Reports emerging this afternoon have revealed that a man is not only still playing Wordle, he is also continuing to share his daily results on social media.
Simon Williams, 38, spends up to ten minutes every morning completing the game now owned by the New York Times, before sharing the result with his friends on Facebook and Twitter, along with a brief commentary on the difficulty of that day’s puzzle.
“I think people like it,” explained Williams, seemingly unaware that his friends are entirely disinterested in his daily Wordle updates.
“I mean, they don’t like the ‘like’ posts, or comment on them, but I have no doubt they enjoy seeing them in their feed every morning as much as I enjoy creating them during my morning bowel movement.
“‘Bowel’ was the answer a few days ago actually, I got it in four goes despite not having a single green before my third go. I think I wrote, ‘tricky one, that’.”

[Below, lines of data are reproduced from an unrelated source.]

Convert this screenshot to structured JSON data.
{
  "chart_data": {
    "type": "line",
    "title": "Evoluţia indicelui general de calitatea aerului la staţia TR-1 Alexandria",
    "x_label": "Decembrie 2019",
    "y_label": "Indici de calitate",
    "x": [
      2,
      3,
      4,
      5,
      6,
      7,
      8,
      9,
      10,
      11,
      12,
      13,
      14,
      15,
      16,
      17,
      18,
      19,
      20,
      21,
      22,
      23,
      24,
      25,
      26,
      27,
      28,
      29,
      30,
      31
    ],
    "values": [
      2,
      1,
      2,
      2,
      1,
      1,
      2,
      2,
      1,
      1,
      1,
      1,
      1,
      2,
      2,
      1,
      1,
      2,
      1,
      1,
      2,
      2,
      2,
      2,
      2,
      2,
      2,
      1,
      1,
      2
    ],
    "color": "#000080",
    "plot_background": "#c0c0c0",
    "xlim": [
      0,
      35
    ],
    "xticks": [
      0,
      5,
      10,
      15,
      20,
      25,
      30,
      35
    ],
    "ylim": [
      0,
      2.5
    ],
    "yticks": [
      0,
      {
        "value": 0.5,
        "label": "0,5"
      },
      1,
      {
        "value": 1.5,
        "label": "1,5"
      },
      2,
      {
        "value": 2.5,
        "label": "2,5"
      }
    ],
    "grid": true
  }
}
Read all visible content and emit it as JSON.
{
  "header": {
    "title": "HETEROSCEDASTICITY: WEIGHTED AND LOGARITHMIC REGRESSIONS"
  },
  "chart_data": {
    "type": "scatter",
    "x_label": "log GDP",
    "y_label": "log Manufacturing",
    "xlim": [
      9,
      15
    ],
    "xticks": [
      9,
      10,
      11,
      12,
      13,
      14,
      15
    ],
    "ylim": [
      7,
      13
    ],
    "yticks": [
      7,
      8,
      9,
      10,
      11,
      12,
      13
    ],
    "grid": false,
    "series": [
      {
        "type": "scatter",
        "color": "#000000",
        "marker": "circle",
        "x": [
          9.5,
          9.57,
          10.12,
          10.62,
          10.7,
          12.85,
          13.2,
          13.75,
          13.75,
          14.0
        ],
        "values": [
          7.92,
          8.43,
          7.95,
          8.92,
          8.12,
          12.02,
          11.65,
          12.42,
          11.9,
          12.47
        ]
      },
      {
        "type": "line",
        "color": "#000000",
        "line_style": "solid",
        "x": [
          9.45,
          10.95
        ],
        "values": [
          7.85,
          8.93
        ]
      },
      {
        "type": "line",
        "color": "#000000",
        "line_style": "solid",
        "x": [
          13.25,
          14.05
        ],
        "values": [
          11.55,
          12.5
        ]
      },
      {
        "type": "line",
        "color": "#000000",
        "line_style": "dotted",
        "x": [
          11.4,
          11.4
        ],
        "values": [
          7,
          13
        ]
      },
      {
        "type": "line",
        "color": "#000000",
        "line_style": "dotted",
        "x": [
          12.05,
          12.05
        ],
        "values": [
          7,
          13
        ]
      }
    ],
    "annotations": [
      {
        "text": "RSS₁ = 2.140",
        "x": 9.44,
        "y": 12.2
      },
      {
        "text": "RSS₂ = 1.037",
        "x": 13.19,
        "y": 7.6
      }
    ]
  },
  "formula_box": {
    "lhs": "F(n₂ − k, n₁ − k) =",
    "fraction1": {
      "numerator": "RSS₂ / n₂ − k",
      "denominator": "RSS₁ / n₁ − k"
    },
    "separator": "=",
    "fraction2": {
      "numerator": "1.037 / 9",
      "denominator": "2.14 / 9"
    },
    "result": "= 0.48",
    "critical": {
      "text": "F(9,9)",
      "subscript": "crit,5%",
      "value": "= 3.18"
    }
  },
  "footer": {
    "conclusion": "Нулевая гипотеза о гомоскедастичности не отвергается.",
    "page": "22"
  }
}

Meanwhile, friends of Simon have admitted to muting his posts due to the relentless onslaught of Wordle-related content.
As one told us, “We get it, Wordle was the ‘thing to do’ a few months ago. Everyone was doing it. I even did it for a while. Then everyone moved on. But Simon seems stuck in the past, if you think of ‘the past’ as mainly being six months ago.
“He appears to have this addictive streak to his personality. God help him if he ever tries smack.”